Para cães que caminham bastante em superfícies duras (calçada, asfalto), as unhas se desgastam naturalmente e precisam de menos manutenção. Já para quem vive em apartamento e anda principalmente em carpete ou madeira, o crescimento é mais rápido.

O corte deve ser feito com alicate próprio para pets. O ponto de corte certo fica antes da parte vascular da unha (o "quick") — cortar além disso causa sangramento. Se não tiver prática, deixar para um profissional é a opção mais segura.

Higiene das patinhas após passeios

Limpar as patinhas ao voltar da rua é um hábito simples que faz diferença real. As patas entram em contato com asfalto quente, produtos de limpeza usados em calçadas, fezes de outros animais e substâncias diversas.

Pano úmido ou lenços umedecidos próprios para pets resolvem bem na maioria dos casos. Nos dias em que o chão estiver muito sujo ou após chuva intensa, uma lavagem rápida com água morna e sabão neutro é mais eficiente.

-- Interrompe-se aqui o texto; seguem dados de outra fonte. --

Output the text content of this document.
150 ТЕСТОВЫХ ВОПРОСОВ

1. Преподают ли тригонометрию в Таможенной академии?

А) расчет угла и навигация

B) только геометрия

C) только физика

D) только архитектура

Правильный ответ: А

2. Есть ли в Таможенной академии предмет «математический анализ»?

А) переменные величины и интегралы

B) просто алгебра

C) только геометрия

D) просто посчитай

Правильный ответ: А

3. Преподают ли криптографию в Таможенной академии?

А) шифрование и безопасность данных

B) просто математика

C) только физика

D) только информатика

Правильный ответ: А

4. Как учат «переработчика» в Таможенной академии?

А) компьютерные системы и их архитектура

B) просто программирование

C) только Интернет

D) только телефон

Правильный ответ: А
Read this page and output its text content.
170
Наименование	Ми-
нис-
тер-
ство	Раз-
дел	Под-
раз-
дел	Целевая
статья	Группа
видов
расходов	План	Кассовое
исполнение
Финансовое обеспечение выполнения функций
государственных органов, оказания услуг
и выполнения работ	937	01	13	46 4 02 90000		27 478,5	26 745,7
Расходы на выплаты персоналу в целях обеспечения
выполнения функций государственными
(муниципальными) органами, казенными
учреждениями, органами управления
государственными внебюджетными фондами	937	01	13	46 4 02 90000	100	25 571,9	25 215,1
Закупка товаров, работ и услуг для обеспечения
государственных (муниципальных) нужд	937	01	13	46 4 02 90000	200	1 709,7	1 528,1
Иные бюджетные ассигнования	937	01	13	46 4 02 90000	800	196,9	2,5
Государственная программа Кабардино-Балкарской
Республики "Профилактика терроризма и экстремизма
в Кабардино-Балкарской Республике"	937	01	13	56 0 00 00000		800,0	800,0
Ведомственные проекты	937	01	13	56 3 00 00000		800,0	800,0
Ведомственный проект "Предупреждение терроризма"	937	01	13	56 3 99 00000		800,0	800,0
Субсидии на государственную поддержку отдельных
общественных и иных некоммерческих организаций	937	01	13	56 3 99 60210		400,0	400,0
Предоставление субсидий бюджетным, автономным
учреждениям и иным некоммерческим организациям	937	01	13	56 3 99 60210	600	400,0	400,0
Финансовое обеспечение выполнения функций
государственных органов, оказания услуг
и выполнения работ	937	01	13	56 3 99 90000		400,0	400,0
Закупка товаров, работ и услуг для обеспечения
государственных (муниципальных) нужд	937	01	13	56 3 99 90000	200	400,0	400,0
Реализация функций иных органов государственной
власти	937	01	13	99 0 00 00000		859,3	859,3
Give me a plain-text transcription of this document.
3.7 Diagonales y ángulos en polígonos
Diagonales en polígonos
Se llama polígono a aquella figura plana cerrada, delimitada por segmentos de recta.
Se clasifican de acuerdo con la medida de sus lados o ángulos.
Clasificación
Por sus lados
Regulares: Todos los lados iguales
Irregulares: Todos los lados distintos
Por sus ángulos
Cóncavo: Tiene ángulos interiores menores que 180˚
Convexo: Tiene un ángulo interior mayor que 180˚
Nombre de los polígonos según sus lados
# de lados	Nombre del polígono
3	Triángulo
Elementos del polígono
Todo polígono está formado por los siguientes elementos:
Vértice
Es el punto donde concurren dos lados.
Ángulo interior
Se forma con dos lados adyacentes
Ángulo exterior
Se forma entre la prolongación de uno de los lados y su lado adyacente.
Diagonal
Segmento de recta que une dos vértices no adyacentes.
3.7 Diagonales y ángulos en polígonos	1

Aproveite esse momento para verificar os coxins: rachaduras, feridas, objetos encravados ou sinais de irritação são mais fáceis de notar quando a pata está limpa.

Higiene do ambiente: a outra metade da equação

Manter o pet limpo enquanto o ambiente em que ele vive está sujo não resolve muito. Caminha, comedouro, bebedouro, brinquedos e o espaço onde o animal dorme precisam de limpeza regular.

Comedouros e bebedouros devem ser lavados diariamente (ou a cada dois dias no máximo). Caminhas e cobertores, a cada semana ou quinzena dependendo do uso. Brinquedos de borracha e plástico, a cada semana com água e sabão neutro.

Para quem usa tapete higiênico para cachorro, a troca deve ser frequente — tapete sujo por tempo demais pode fazer o animal rejeitar o local e procurar alternativas pela casa.

Quando a higiene revela problemas de saúde

Parte do valor de uma rotina de higiene regular é que ela coloca você em contato próximo com o corpo do pet — e facilita perceber quando algo não está normal.

Durante o banho, escovação ou limpeza das orelhas, observe: surgiram nódulos no pelo ou na pele? Há alguma região mais sensível ao toque? Mudança de coloração em pele ou mucosas? Cheiro diferente em orelhas ou boca?

Esses sinais captados cedo frequentemente indicam algo tratável com mais facilidade do que quando a condição já está avançada.

Uma rotina simples que vale muito

Não é preciso transformar a higiene do pet em uma tarefa complicada. Com uma rotina bem montada — banho na frequência certa, escovação regular, orelhas e unhas em dia — a maioria dos cuidados vira hábito tanto para o tutor quanto para o animal.